Никакие великие цели, никакие особые обстоятельства не могут служить оправданием существующего социального неравенства: оно должно быть безотлагательно уничтожено. Институт “неполноценных” нужно ликвидировать – как можно скорей. И навсегда!
– Я слишком отчетливо понимаю, сколько трудных проблем необходимо для этого решить. Сложность их очевидна, тем более что не все решения ясны. Предстоят поиски и попытки, усилия всех, чтобы найти их.
Я помню все контраргументы сторонников сохранения “неполноценных”. Что хирургический ремонт является “пока единственным действенным, радикальным способом, дающим полную гарантию”. Да: пока!
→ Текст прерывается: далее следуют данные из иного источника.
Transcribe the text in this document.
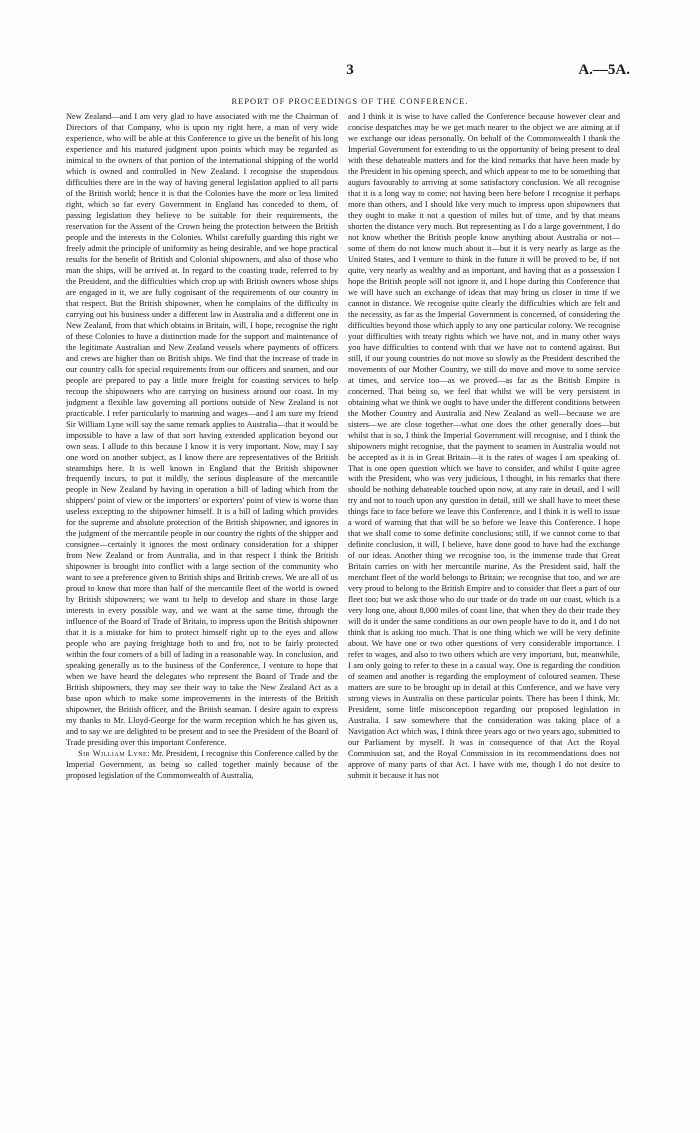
3	A.—5A.
REPORT OF PROCEEDINGS OF THE CONFERENCE.

New Zealand—and I am very glad to have associated with me the Chairman of Directors of that Company, who is upon my right here, a man of very wide experience, who will be able at this Conference to give us the benefit of his long experience and his matured judgment upon points which may be regarded as inimical to the owners of that portion of the international shipping of the world which is owned and controlled in New Zealand. I recognise the stupendous difficulties there are in the way of having general legislation applied to all parts of the British world; hence it is that the Colonies have the more or less limited right, which so far every Government in England has conceded to them, of passing legislation they believe to be suitable for their requirements, the reservation for the Assent of the Crown being the protection between the British people and the interests in the Colonies. Whilst carefully guarding this right we freely admit the principle of uniformity as being desirable, and we hope practical results for the benefit of British and Colonial shipowners, and also of those who man the ships, will be arrived at. In regard to the coasting trade, referred to by the President, and the difficulties which crop up with British owners whose ships are engaged in it, we are fully cognisant of the requirements of our country in that respect. But the British shipowner, when he complains of the difficulty in carrying out his business under a different law in Australia and a different one in New Zealand, from that which obtains in Britain, will, I hope, recognise the right of these Colonies to have a distinction made for the support and maintenance of the legitimate Australian and New Zealand vessels where payments of officers and crews are higher than on British ships. We find that the increase of trade in our country calls for special requirements from our officers and seamen, and our people are prepared to pay a little more freight for coasting services to help recoup the shipowners who are carrying on business around our coast. In my judgment a flexible law governing all portions outside of New Zealand is not practicable. I refer particularly to manning and wages—and I am sure my friend Sir William Lyne will say the same remark applies to Australia—that it would be impossible to have a law of that sort having extended application beyond our own seas. I allude to this because I know it is very important. Now, may I say one word on another subject, as I know there are representatives of the British steamships here. It is well known in England that the British shipowner frequently incurs, to put it mildly, the serious displeasure of the mercantile people in New Zealand by having in operation a bill of lading which from the shippers' point of view or the importers' or exporters' point of view is worse than useless excepting to the shipowner himself. It is a bill of lading which provides for the supreme and absolute protection of the British shipowner, and ignores in the judgment of the mercantile people in our country the rights of the shipper and consignee—certainly it ignores the most ordinary consideration for a shipper from New Zealand or from Australia, and in that respect I think the British shipowner is brought into conflict with a large section of the community who want to see a preference given to British ships and British crews. We are all of us proud to know that more than half of the mercantile fleet of the world is owned by British shipowners; we want to help to develop and share in those large interests in every possible way, and we want at the same time, through the influence of the Board of Trade of Britain, to impress upon the British shipowner that it is a mistake for him to protect himself right up to the eyes and allow people who are paying freightage both to and fro, not to be fairly protected within the four corners of a bill of lading in a reasonable way. In conclusion, and speaking generally as to the business of the Conference, I venture to hope that when we have heard the delegates who represent the Board of Trade and the British shipowners, they may see their way to take the New Zealand Act as a base upon which to make some improvements in the interests of the British shipowner, the British officer, and the British seaman. I desire again to express my thanks to Mr. Lloyd-George for the warm reception which he has given us, and to say we are delighted to be present and to see the President of the Board of Trade presiding over this important Conference.

Sir William Lyne: Mr. President, I recognise this Conference called by the Imperial Government, as being so called together mainly because of the proposed legislation of the Commonwealth of Australia,

and I think it is wise to have called the Conference because however clear and concise despatches may be we get much nearer to the object we are aiming at if we exchange our ideas personally. On behalf of the Commonwealth I thank the Imperial Government for extending to us the opportunity of being present to deal with these debateable matters and for the kind remarks that have been made by the President in his opening speech, and which appear to me to be something that augurs favourably to arriving at some satisfactory conclusion. We all recognise that it is a long way to come; not having been here before I recognise it perhaps more than others, and I should like very much to impress upon shipowners that they ought to make it not a question of miles but of time, and by that means shorten the distance very much. But representing as I do a large government, I do not know whether the British people know anything about Australia or not—some of them do not know much about it—but it is very nearly as large as the United States, and I venture to think in the future it will be proved to be, if not quite, very nearly as wealthy and as important, and having that as a possession I hope the British people will not ignore it, and I hope during this Conference that we will have such an exchange of ideas that may bring us closer in time if we cannot in distance. We recognise quite clearly the difficulties which are felt and the necessity, as far as the Imperial Government is concerned, of considering the difficulties beyond those which apply to any one particular colony. We recognise your difficulties with treaty rights which we have not, and in many other ways you have difficulties to contend with that we have not to contend against. But still, if our young countries do not move so slowly as the President described the movements of our Mother Country, we still do move and move to some service at times, and service too—as we proved—as far as the British Empire is concerned. That being so, we feel that whilst we will be very persistent in obtaining what we think we ought to have under the different conditions between the Mother Country and Australia and New Zealand as well—because we are sisters—we are close together—what one does the other generally does—but whilst that is so, I think the Imperial Government will recognise, and I think the shipowners might recognise, that the payment to seamen in Australia would not be accepted as it is in Great Britain—it is the rates of wages I am speaking of. That is one open question which we have to consider, and whilst I quite agree with the President, who was very judicious, I thought, in his remarks that there should be nothing debateable touched upon now, at any rate in detail, and I will try and not to touch upon any question in detail, still we shall have to meet these things face to face before we leave this Conference, and I think it is well to issue a word of warning that that will be so before we leave this Conference. I hope that we shall come to some definite conclusions; still, if we cannot come to that definite conclusion, it will, I believe, have done good to have had the exchange of our ideas. Another thing we recognise too, is the immense trade that Great Britain carries on with her mercantile marine. As the President said, half the merchant fleet of the world belongs to Britain; we recognise that too, and we are very proud to belong to the British Empire and to consider that fleet a part of our fleet too; but we ask those who do our trade or do trade on our coast, which is a very long one, about 8,000 miles of coast line, that when they do their trade they will do it under the same conditions as our own people have to do it, and I do not think that is asking too much. That is one thing which we will be very definite about. We have one or two other questions of very considerable importance. I refer to wages, and also to two others which are very important, but, meanwhile, I am only going to refer to these in a casual way. One is regarding the condition of seamen and another is regarding the employment of coloured seamen. These matters are sure to be brought up in detail at this Conference, and we have very strong views in Australia on these particular points. There has been I think, Mr. President, some little misconception regarding our proposed legislation in Australia. I saw somewhere that the consideration was taking place of a Navigation Act which was, I think three years ago or two years ago, submitted to our Parliament by myself. It was in consequence of that Act the Royal Commission sat, and the Royal Commission in its recommendations does not approve of many parts of that Act. I have with me, though I do not desire to submit it because it has not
Пока не сделано другое, что обеспечит гарантию не меньшую: я говорю о Системе непрерывного наблюдения. Менее ли действенна она в сравнении с хирургическим ремонтом? Нет, – вряд ли это вызывает сомнение хоть в ком-нибудь. Но создание её требует огромных затрат: времени, труда, энергии и материальных ресурсов.
Резать доноров выгоднее:
Никакого морального оправдания не имеет и использование гурий. Положение этой группы “неполноценных” ничем абсолютно не отличается от положения рабынь-наложниц древности: полное насилие над их волей и желаниями; практика их использования включает в себя применение таблеток, подавляющих отвращение. Глубокий вред приносится и использующим их. Как когда-то общение с женщинами, отдававшимися за деньги – проститутками. Физическая близость без малейшей духовной; грубое, примитивное удовлетворение полового инстинкта, не приносящее подлинной радости. Что может быть в этом человеческого?
О подопытных мне уже нечего добавить к тому, что так подробно сказано было другими: мы не имеем право производить опыты над людьми.
Многое, многое необходимо изменить. В том числе воспроизводство с помощь тех же “неполноценных”. Взрослые оторваны от детей – это противоестественно, потому что лишает всех самой большой радости в жизни.
Наука – единственный источник радости в настоящее время: наука, творящая чудеса. Но лишь немногие могут видеть сейчас другое, ничуть не меньшее чудо: появление на свет маленького человека и развитие его. Ребенок! Дети! Вечное, не стареющее чудо. Лал мечтал вернуть его всем: чтобы сделать людей счастливей и человечней, чтобы оно стало преградой отбраковке – превращению детей в “неполноценных”.
Мы, последователи его, знаем радость материнства и отцовства. Мы уже не представляем себе, как раньше могли мы и как могут сейчас другие жить без этого. Мы призываем всех последовать нашему примеру. Дети, появившиеся рядом с нами, возродят нас.
– Этому никто не должен сметь мешать. Я знаю, как незадолго до нашего возвращения безжалостно пресекли единственную попытку стать матерью, совершенную ею, – Дан протянул руку в сторону Евы, поднявшейся с места.
– Тогда это было возможно. Она была одна: профессор Йорг, выступавший во всеоружии общественного мнения, не признающего другого способа воспроизводства, кроме существующего, заставил её сдаться угрозой всемирного бойкота не только ей, но и её питомцу – космическому спасателю Ли. Всё было тонко рассчитано: Ли был в детстве спасен Евой от отбраковки – они настолько привязаны друг к другу, что Ли не присоединился бы к бойкоту, объявленному ей.
Йорг и его коллеги встретили настороженным молчанием наше возвращение с детьми. Очень скоро, с помощью не самого этически чистого способа, они узнали, что появление на свет наших детей связано с идеями Лала. Но мы и не собирались скрывать это. Наоборот! Как только стало возможно, мы открыто и широко начали пропагандировать эти идеи.
Нам не осмеливались мешать: их страшил мой авторитет. Он лишал их несомненного большинства в общественном мнении: я сознательно шел на это, используя его силу – я не употребил его во зло. Более того, считаю, что он накладывает на меня особые обязанности пропагандировать то, что должно вновь привести к установлению равенства и справедливости.